Имперские ставки. Мир в 2015 году управлялся беспомощностью ФРС и ЕЦБ и верой рынков в их могущество

В январе 2015 года Европейский центральный банк (ЕЦБ) объявил двухлетнюю программу “количественного смягчения” (QE), а в декабре 2015 года Федеральная резервная система США де-факто закончила собственную. В этот промежуток уместился год, в который помимо технической беспомощности центробанков уместился и новый тренд: в информационном обществе ожиданиями определяется гораздо большее, чем раньше. В 2015 году сама ключевая ставка значила уже не сильно больше того, верят ли инвесторы в ее будущее изменение, а тем более в то, что это повлияет на все более управляемую словами реальность.

С точки зрения макроэкономических новостей 2015 год был короче календарного на целый месяц. 22 января глава ЕЦБ Марио Драги объявил о европейской программе “количественного смягчения”. QE в варианте еврозоны отличалось от формально завершившегося в октябре 2014 года QE в США, хотя смысл происходящего был схожим. В стандартной версии классической денежно-кредитной политики Центробанк пытается косвенно управлять динамикой экономического роста через ставки кредита при сохранении целевого уровня инфляции. И ЕЦБ, и ФРС находились в ситуации, когда “ручка” управления была выкручена де-факто до нуля: диапазона 0-0,25% годовых ключевой ставки для ФРС и 0,05% годовых — базовой процентной ставки ЕЦБ. QE (рефинансирование банков под залог активов) в случае ЕЦБ заодно и решало часть проблем с европейским долгом.

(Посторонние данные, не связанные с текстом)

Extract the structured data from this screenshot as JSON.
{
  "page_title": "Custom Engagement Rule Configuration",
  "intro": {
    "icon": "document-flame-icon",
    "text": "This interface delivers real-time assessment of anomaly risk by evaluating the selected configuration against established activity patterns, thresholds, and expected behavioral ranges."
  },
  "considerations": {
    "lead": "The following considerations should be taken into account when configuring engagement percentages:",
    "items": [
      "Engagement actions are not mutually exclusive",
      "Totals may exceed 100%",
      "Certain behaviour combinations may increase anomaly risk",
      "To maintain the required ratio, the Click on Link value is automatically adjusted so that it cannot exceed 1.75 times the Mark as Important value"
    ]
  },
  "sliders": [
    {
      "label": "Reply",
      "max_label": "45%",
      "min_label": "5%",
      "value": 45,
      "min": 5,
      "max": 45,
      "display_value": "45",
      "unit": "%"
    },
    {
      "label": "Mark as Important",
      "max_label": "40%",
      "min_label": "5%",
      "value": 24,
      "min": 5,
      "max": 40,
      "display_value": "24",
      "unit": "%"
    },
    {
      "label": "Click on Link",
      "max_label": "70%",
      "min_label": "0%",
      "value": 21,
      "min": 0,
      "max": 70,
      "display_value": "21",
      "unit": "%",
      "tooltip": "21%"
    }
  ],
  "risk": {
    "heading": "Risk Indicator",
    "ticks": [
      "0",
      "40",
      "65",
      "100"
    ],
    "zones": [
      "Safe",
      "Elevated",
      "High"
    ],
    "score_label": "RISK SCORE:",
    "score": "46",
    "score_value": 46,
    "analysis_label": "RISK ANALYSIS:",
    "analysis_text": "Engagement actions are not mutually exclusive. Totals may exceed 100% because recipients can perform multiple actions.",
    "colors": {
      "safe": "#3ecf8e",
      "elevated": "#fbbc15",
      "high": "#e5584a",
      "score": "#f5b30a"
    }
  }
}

Тем не менее 22 января с точки зрения управления процессом ничего особенно не изменилось: снизить ставки, чтобы поддержать рост, не могли ни с той ни с другой стороны Атлантики. Целью работы тысяч самых квалифицированных в мире экономистов в 2015 году было приведение мировой финансовой системы в состояние, в котором “ручка” ключевой ставки не была бы предметом декоративным, а совет директоров организации, эмитирующей одну из двух мировых резервных валют,— беспомощным. 16 декабря 2015 года совет директоров ФРС повысил диапазон ключевой ставки до 0,25-0,5% годовых. Так закончился период беспомощности ФРС США, начавшийся 16 декабря 2008 года, тогда ставка была снижена до нуля с 1% годовых. Четверть процентного пункта ставки — это все, чем может в результате года работы управлять ФРС. ЕЦБ, впрочем, и того не может: программа QE в еврозоне, предусматривающая выкуп активов (в основном госбумаг) на более чем €1 трлн, закончится лишь летом 2016 года, если не будет продлена. К тому моменту ФРС, как предполагается, уже обретет свободу менять уровень своей ставки в ту и другую сторону на 0,5 процентного пункта (п. п.). А к концу года — на целый 1 п. п.

Еще десять лет назад над этой свободой смеялся бы в голос любой сотрудник любого Центробанка. Но весь 2015 год прошел для аналитиков в яростных обсуждениях, сработает ли европейское QE (пока, по косвенным признакам, работает), повысит ли ФРС ставку (ждать пришлось девять месяцев) и что из всего этого выйдет. Но это было совсем не бессмысленное занятие: именно в 2015 году ожидания рынков, формируемые профессиональными оценками и суждениями, стали столь же значимым фактором, что и действия регуляторов, ограниченных в возможностях. Не так важны параметры QE, как сведения о том, будет ли оно работать и работает ли на практике. Не так важно, изменит ли ФРС ставку, как то, как это будет объясняться.

Особенно интересным этот процесс выглядел для России, где инфляционные ожидания весь 2015 год были важнее, чем факторы, напрямую влияющие на цены, а ожидания падения цен на нефть — едва ли не важнее цен на нефть. Банк России отлично уловил это изменение, постепенно превращаясь в своеобразную “информационную машину” — естественно для информационного общества, но довольно неожиданно для России. При этом после девальвации рубля с октября 2014 года ответ на вопрос: “А почему рубль осенью 2004 года при той же цене нефти стоил к доллару вдвое дороже?” — стал явно не в пользу ЦБ, ведь объяснение того, что вдвое ниже стало доверие населения к экономическому курсу консолидированной власти, на уровне ЦБ невозможно, тогда как оно, в общем, не более чем констатация.

Впрочем, у “информатизации” денежно-кредитной политики во всем мире есть одно неприятное измерение. И в 2016 году, и позже это ее свойство не исчезнет, а обещает лишь усилиться. В августе 2015 года обвал Шанхайской фондовой биржи, сам по себе мало что значащий, видимо, стал одним из триггеров нового обвала цен на нефть и новых проблем экономики РФ. Слишком большое влияние новостей на рынки — хорошая новость только для репортеров.